The HomeStart Finance first home home buyer index, first conducted in October 2015, shows confidence tracking downwards with growing fear among prospective home owners about their capacity to save for upfront costs and to meet mortgage repayments, if they do manage to get into the market.
The survey of more than 750 home buyers has found confidence fell by 15.5 per cent from April to September this year, despite improving sentiment about the affordability of property.
This positive was outweighed by plummeting sentiment about buyers’ capacity to save for upfront costs (down 24.2 per cent) and increasing pessimism about job security (down 13.7 per cent).
Buyers were also losing faith in their capacity to meeting home loan repayments, despite the low interest rate environment.
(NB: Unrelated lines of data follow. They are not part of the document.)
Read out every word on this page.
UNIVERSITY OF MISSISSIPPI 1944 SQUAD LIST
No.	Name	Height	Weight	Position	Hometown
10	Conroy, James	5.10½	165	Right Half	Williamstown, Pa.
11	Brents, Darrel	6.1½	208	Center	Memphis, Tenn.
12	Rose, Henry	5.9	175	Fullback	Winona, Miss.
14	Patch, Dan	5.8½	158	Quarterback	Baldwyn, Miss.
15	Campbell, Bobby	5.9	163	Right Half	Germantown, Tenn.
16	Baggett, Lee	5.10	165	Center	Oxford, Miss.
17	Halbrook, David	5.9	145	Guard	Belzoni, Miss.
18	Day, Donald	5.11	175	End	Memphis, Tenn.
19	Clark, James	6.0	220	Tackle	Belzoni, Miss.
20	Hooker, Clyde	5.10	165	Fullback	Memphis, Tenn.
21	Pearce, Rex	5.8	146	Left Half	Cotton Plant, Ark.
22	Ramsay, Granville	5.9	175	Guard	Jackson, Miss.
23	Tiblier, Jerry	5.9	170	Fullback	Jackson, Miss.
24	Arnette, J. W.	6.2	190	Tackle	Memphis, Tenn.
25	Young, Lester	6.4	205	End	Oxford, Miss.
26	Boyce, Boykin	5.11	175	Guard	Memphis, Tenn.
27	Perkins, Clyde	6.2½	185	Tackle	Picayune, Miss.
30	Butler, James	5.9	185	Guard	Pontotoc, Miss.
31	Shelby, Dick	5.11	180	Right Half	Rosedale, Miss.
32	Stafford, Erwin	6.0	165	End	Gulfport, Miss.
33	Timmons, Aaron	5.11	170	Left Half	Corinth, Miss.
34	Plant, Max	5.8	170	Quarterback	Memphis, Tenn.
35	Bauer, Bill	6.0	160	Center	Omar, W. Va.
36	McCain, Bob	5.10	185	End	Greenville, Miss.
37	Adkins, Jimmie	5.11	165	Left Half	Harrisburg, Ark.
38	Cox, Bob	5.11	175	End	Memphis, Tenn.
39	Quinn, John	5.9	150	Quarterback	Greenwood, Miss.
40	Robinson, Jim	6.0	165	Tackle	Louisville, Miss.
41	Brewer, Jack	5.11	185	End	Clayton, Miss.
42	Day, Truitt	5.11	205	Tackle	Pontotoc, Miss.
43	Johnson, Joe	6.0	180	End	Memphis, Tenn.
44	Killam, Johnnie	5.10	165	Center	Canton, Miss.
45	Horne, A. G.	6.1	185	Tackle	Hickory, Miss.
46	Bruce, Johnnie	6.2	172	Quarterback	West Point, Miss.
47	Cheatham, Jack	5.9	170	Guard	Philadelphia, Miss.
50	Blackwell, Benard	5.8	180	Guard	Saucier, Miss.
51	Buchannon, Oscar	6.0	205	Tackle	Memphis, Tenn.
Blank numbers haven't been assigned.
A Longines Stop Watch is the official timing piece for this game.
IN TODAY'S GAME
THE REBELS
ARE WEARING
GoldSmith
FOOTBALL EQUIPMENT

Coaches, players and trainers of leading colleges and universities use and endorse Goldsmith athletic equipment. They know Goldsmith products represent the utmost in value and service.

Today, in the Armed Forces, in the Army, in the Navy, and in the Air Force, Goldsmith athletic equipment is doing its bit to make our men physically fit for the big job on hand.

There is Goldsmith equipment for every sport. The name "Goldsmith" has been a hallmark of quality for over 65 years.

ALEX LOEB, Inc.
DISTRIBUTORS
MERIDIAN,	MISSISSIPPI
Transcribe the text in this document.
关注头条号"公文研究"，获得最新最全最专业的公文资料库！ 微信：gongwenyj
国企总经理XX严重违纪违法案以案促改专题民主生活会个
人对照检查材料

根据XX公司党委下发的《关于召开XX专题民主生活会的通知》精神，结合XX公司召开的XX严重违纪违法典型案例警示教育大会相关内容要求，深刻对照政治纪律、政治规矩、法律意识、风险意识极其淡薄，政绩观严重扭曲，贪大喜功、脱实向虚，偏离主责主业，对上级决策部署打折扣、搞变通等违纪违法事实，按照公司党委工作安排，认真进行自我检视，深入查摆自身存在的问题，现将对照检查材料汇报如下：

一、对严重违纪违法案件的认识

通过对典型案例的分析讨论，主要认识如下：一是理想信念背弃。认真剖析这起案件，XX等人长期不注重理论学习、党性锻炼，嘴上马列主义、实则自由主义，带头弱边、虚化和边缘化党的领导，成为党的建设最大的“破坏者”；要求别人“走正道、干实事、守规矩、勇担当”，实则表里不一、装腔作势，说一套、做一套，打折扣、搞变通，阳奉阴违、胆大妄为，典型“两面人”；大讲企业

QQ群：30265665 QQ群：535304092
Sentiment in relation to this factor was down 12.4 per cent.
A third of first home buyers believe it will take them more than five years to save a deposit, with about 60 per cent believing it will take them more than three years.
“In contrast, 44 per cent of home owners (who bought their home before the year 2000) reported that it took them about a year or less to save a deposit,” the index report says. “This again, confirms the divide that is growing between home owners and first home buyers.”
HomeStart Finance CEO John Oliver said the index showed first home buyers were finding it more difficult than ever to get into the housing market despite low interest rates.
“The amount of money required for a home deposit and other fees and charges, such as stamp duty, are consistently highlighted as factors that prevent potential first home buyers from entering the market,” he said.
“The ability to save enough money to cover upfront costs is made more difficult by rising costs of living, a concern that was also expressed by first home buyers through the index.
“The majority of first home buyers also felt that even if they were able to break into the market, they would find it difficult to manage mortgage repayments given the high costs of living.”
Oliver said South Australia’s unemployment rate was impacting on first home buyer sentiment, with only 20 per cent of survey respondents feeling secure in their employment.